TUCSON — Hot and dry air, perfused with a scent reminiscent of a warmed hair straightener, stuffed a hangar-sized room beneath the football stadium at the University of Arizona. The space, part of the Richard F. Caris Mirror Lab, was dominated by a gyrating, carousel-sized furnace, fire truck red and shaped like a flying saucer. The swirling cocoon of a colossal light collector.
In the heart of that inferno, nearly 17,500 kilograms of borosilicate glass — roughly four semitruck loads — had melted into a crystal clear fluid. If all goes to plan, the molten material will anneal to form the body of an enormous mirror — one as tall as a two-story house, if stood on edge. The mirror is the last of seven needed to capture light for what will be the world’s most powerful optical instrument, the Giant Magellan Telescope.

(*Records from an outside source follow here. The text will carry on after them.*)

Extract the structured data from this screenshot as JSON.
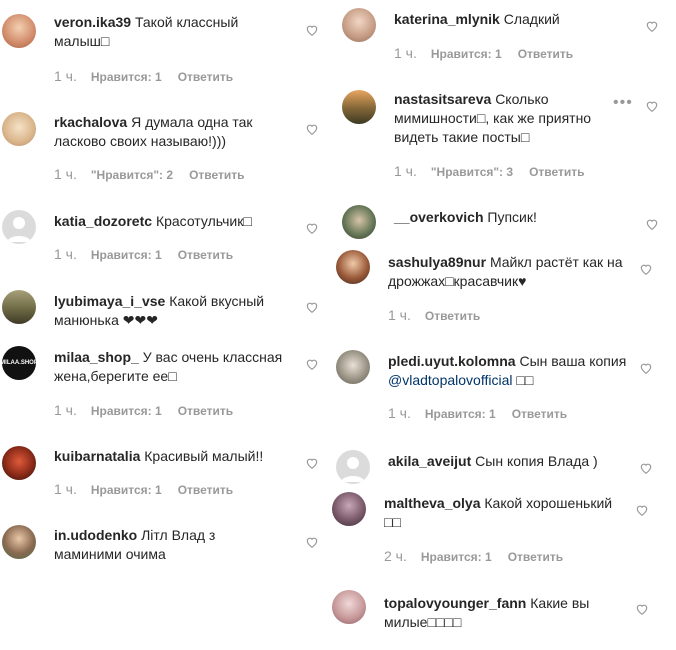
{
  "comments": [
    {
      "user": "veron.ika39",
      "text": "Такой классный малыш□",
      "time": "1 ч.",
      "likes": "Нравится: 1",
      "reply": "Ответить"
    },
    {
      "user": "rkachalova",
      "text": "Я думала одна так ласково своих называю!)))",
      "time": "1 ч.",
      "likes": "\"Нравится\": 2",
      "reply": "Ответить"
    },
    {
      "user": "katia_dozoretc",
      "text": "Красотульчик□",
      "time": "1 ч.",
      "likes": "Нравится: 1",
      "reply": "Ответить"
    },
    {
      "user": "lyubimaya_i_vse",
      "text": "Какой вкусный манюнька ❤❤❤",
      "time": "",
      "likes": "",
      "reply": ""
    },
    {
      "user": "milaa_shop_",
      "text": "У вас очень классная жена,берегите ее□",
      "time": "1 ч.",
      "likes": "Нравится: 1",
      "reply": "Ответить"
    },
    {
      "user": "kuibarnatalia",
      "text": "Красивый малый!!",
      "time": "1 ч.",
      "likes": "Нравится: 1",
      "reply": "Ответить"
    },
    {
      "user": "in.udodenko",
      "text": "Літл Влад з маминими очима",
      "time": "",
      "likes": "",
      "reply": ""
    },
    {
      "user": "katerina_mlynik",
      "text": "Сладкий",
      "time": "1 ч.",
      "likes": "Нравится: 1",
      "reply": "Ответить"
    },
    {
      "user": "nastasitsareva",
      "text": "Сколько мимишности□, как же приятно видеть такие посты□",
      "time": "1 ч.",
      "likes": "\"Нравится\": 3",
      "reply": "Ответить"
    },
    {
      "user": "__overkovich",
      "text": "Пупсик!",
      "time": "",
      "likes": "",
      "reply": ""
    },
    {
      "user": "sashulya89nur",
      "text": "Майкл растёт как на дрожжах□красавчик♥",
      "time": "1 ч.",
      "likes": "",
      "reply": "Ответить"
    },
    {
      "user": "pledi.uyut.kolomna",
      "text": "Сын ваша копия",
      "mention": "@vladtopalovofficial",
      "text_after": " □□",
      "time": "1 ч.",
      "likes": "Нравится: 1",
      "reply": "Ответить"
    },
    {
      "user": "akila_aveijut",
      "text": "Сын копия Влада )",
      "time": "",
      "likes": "",
      "reply": ""
    },
    {
      "user": "maltheva_olya",
      "text": "Какой хорошенький □□",
      "time": "2 ч.",
      "likes": "Нравится: 1",
      "reply": "Ответить"
    },
    {
      "user": "topalovyounger_fann",
      "text": "Какие вы милые□□□□",
      "time": "",
      "likes": "",
      "reply": ""
    }
  ],
  "more_icon": "more-horizontal-icon",
  "heart_icon": "heart-outline-icon",
  "heart_color": "#c7c7c7"
}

Slated to start operating in the late 2020s, the telescope, developed by an international consortium of research institutions, will repose on a mountaintop in Chile’s Atacama Desert, beneath some of the clearest night skies on Earth. There, within a yet-to-be-built, 22-story enclosure, the seven primary mirrors will be united in a flowerlike formation, Januzzi explains. “We’ve got six petals, and one in the middle.”
Together, the mirrors will function as a single unit, about as wide as an adult blue whale is long, that reflects light into the telescope’s secondary mirrors and, ultimately, its scientific instruments. This shiny expanse will provide the new telescope with an image resolution at least four times that of today’s most advanced space telescopes.